Consumer Protection –
- Work toward affordable, high-speed internet access for all Vermonters. VPIRG will look to build on the work we’ve done in this area in recent years, by pushing for policies that support Vermont’s community-owned fiber networks, accelerate the deployment of broadband infrastructure, and make internet access affordable for Vermonters.

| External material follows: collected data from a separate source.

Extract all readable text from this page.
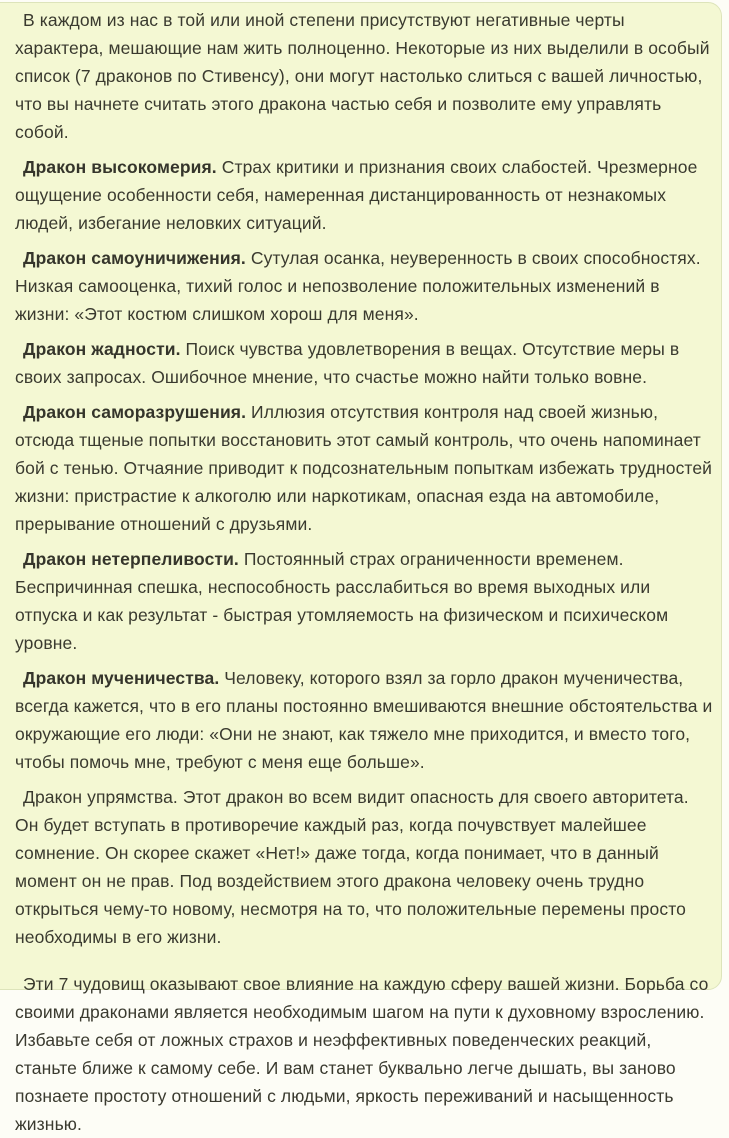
В каждом из нас в той или иной степени присутствуют негативные черты характера, мешающие нам жить полноценно. Некоторые из них выделили в особый список (7 драконов по Стивенсу), они могут настолько слиться с вашей личностью, что вы начнете считать этого дракона частью себя и позволите ему управлять собой.

Дракон высокомерия. Страх критики и признания своих слабостей. Чрезмерное ощущение особенности себя, намеренная дистанцированность от незнакомых людей, избегание неловких ситуаций.

Дракон самоуничижения. Сутулая осанка, неуверенность в своих способностях. Низкая самооценка, тихий голос и непозволение положительных изменений в жизни: «Этот костюм слишком хорош для меня».

Дракон жадности. Поиск чувства удовлетворения в вещах. Отсутствие меры в своих запросах. Ошибочное мнение, что счастье можно найти только вовне.

Дракон саморазрушения. Иллюзия отсутствия контроля над своей жизнью, отсюда тщеные попытки восстановить этот самый контроль, что очень напоминает бой с тенью. Отчаяние приводит к подсознательным попыткам избежать трудностей жизни: пристрастие к алкоголю или наркотикам, опасная езда на автомобиле, прерывание отношений с друзьями.

Дракон нетерпеливости. Постоянный страх ограниченности временем. Беспричинная спешка, неспособность расслабиться во время выходных или отпуска и как результат - быстрая утомляемость на физическом и психическом уровне.

Дракон мученичества. Человеку, которого взял за горло дракон мученичества, всегда кажется, что в его планы постоянно вмешиваются внешние обстоятельства и окружающие его люди: «Они не знают, как тяжело мне приходится, и вместо того, чтобы помочь мне, требуют с меня еще больше».

Дракон упрямства. Этот дракон во всем видит опасность для своего авторитета. Он будет вступать в противоречие каждый раз, когда почувствует малейшее сомнение. Он скорее скажет «Нет!» даже тогда, когда понимает, что в данный момент он не прав. Под воздействием этого дракона человеку очень трудно открыться чему-то новому, несмотря на то, что положительные перемены просто необходимы в его жизни.

Эти 7 чудовищ оказывают свое влияние на каждую сферу вашей жизни. Борьба со своими драконами является необходимым шагом на пути к духовному взрослению. Избавьте себя от ложных страхов и неэффективных поведенческих реакций, станьте ближе к самому себе. И вам станет буквально легче дышать, вы заново познаете простоту отношений с людьми, яркость переживаний и насыщенность жизнью.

In particular, we’ll be advocating for 1.) an expansion of the state loan fund that was established by the 2019 broadband law, 2.) investments in workforce training to ensure Vermont is ready to meet the construction demand for broadband and 3.) the establishment of a permanent state lifeline program to make internet more affordable for Vermonters with low income.
- Protect Vermont farmers from giant repair monopolies, by giving them the Right to Repair. The way the system of electronic repair for devices currently works puts consumers and repair shop owners at a severe disadvantage to the wealthy and powerful manufacturers that control the marketplace. Fair Repair is a smart, sensible solution to the dual issues of rising e-waste and costly repair monopolies. In 2021, we’ll be encouraging the legislature to enact right-to-repair legislation regarding agricultural machines – allowing Vermont’s farmers to maintain and repair their own equipment.
- Stop unfair auto-lending practices and enact a moratorium on auto repossessions during the COVID emergency. In 2020, VPIRG supported legislation dealing with the practice of auto dealers falsifying or doctoring financial information on loan applications thereby saddling consumers with loans they can’t afford. That legislation passed the Senate in 2020 but was stalled as legislators shifted their focus to the COVID-19 response and recovery. We’ll return in 2021 to support similar legislation that would make such practices illegal and provide greater transparency by requiring auto dealers to provide consumers with copies of their application at the time of submission. We’ll also be pushing for a moratorium on auto repossessions for the duration of the COVID emergency, coupled with reforms to ensure that Vermonters who are facing financial hardship as a result of this crisis don’t lose necessary transportation.